Évidemment, j’avais tout à fait perdu de vue cette réalité que je m’étais mis en tête d’affronter. Au moment où j’allais vivre ma première fois avec un conseiller virtuel, un nouvel intrus s’invita sur mes genoux. (On entrait donc vraiment ici comme dans l’open data !) Cette fois-ci, il s’agissait d’une publicité aux couleurs criardes qui clignotait d’enthousiasme, et sautillait comme un enfant impatient devant une vitrine de jouets (j’étais le jouet). Elle voulait à tout prix me faire profiter d’une offre extraordinaire : un rasoir anti-bouloches à seulement 15,99 €. Je me demandai aussitôt si le morceau de ruban adhésif, placé sur la caméra de l’ordinateur, était suffisamment occultant. Je me sentis soudain épiée, la laine de mon tricot tout défraîchi me démangeait de plus en plus, surtout au niveau du cou et des poignets. De petites cloques apparaissaient. Je commençais à angoisser. Me sentais surveillée. J’ouvris alors une nouvelle fenêtre, non forcément en vue de commettre l’irréparable, mais d’abord dans l’espoir de capter un filet d’air.
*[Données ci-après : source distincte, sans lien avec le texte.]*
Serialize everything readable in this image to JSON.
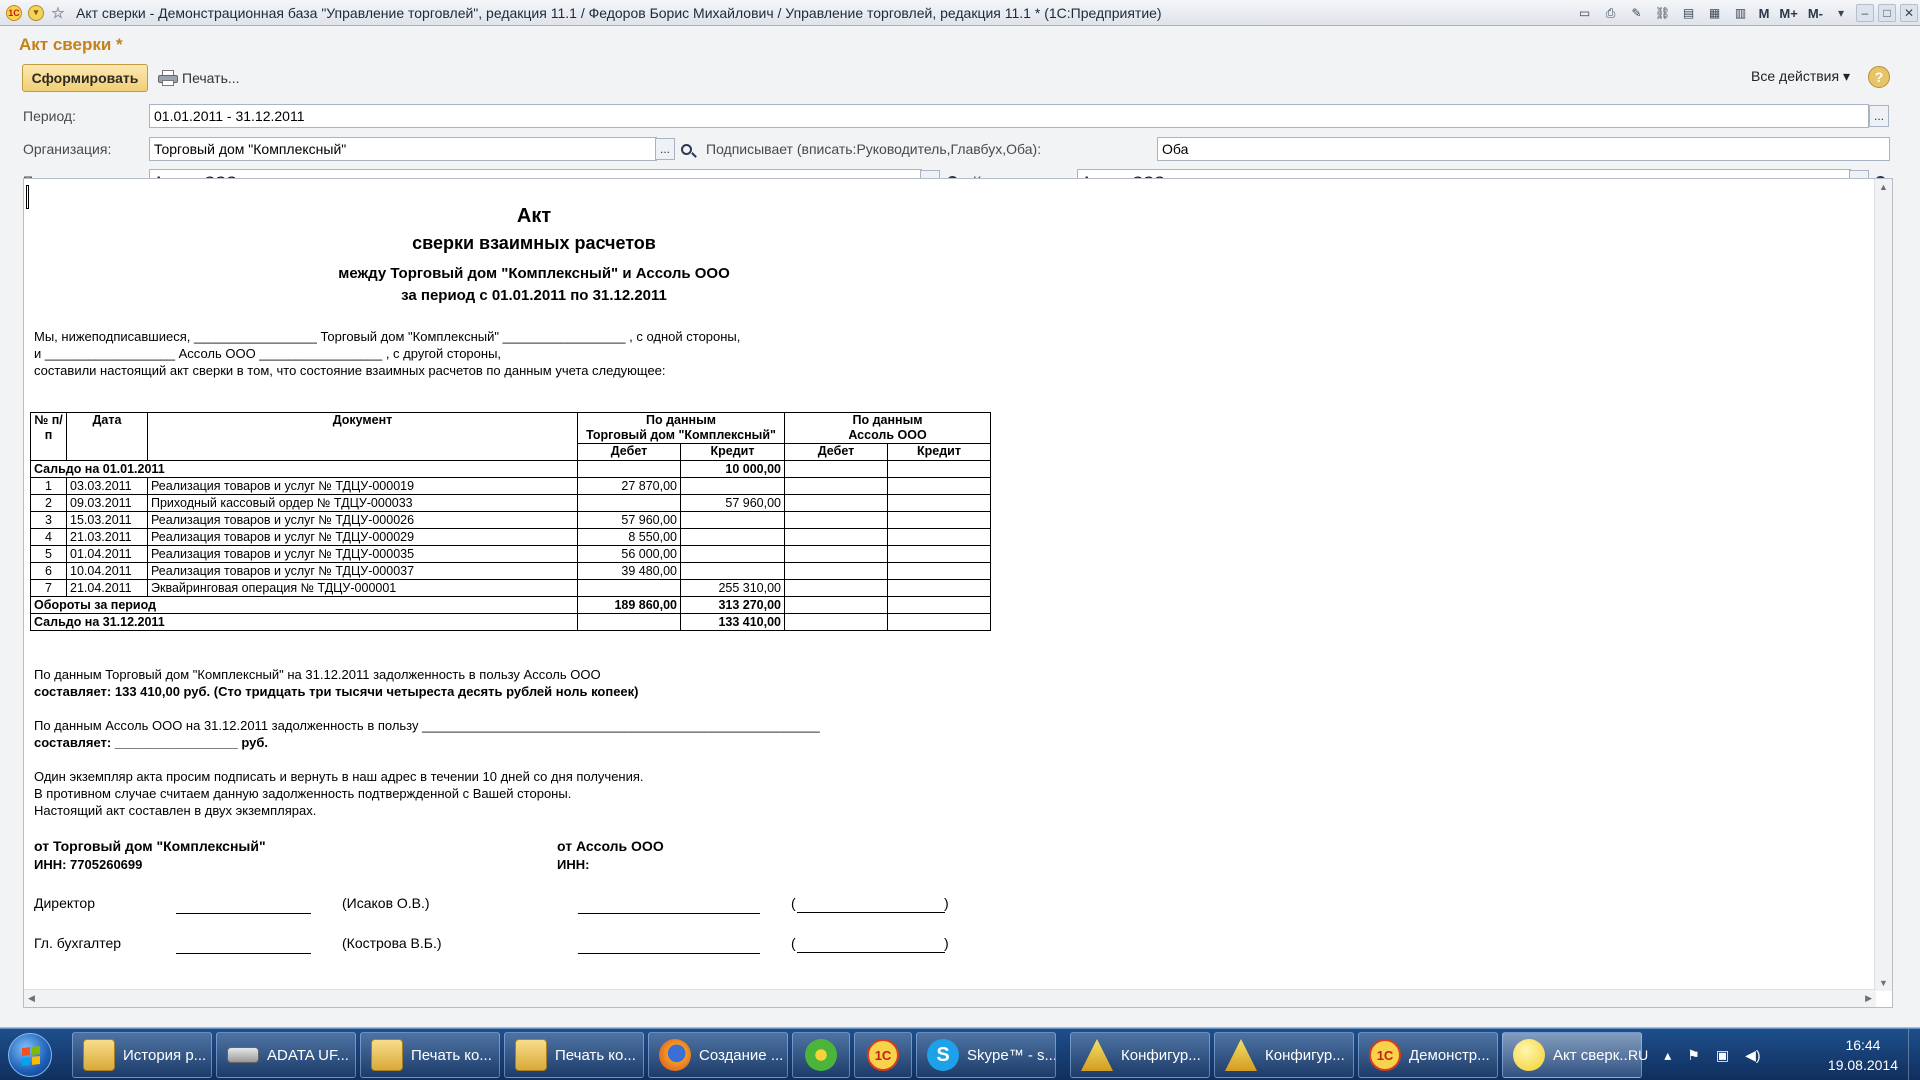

Je m’agrippais au bord de l’onglet quand un agent conversationnel intelligent, jailli de nulle part, me proposa une écoute bienveillante, dénuée de tout jugement. Il ne présentait aucune profondeur mais, dans l’ensemble, présentait bien : un teint frais, des vêtements à carreaux bien repassés, des lunettes qui lui donnaient un air sérieux, un léger double menton qui le rendait sympathique, et une tignasse pleine d’épis dont l’effet « saut du lit » devait prouver de façon irréfutable que, sous son apparence lisse et parfaite, se trouvait aussi un homme, un homme comme vous et moi.

A cette idée, l’ordinateur lui-même se sentit mal. Il fit une espèce de malaise vagal, et redevint ce mur aveugle qui ressemble à un miroir. Je retrouvais enfin un vis-à-vis familier ; réconfort de façade.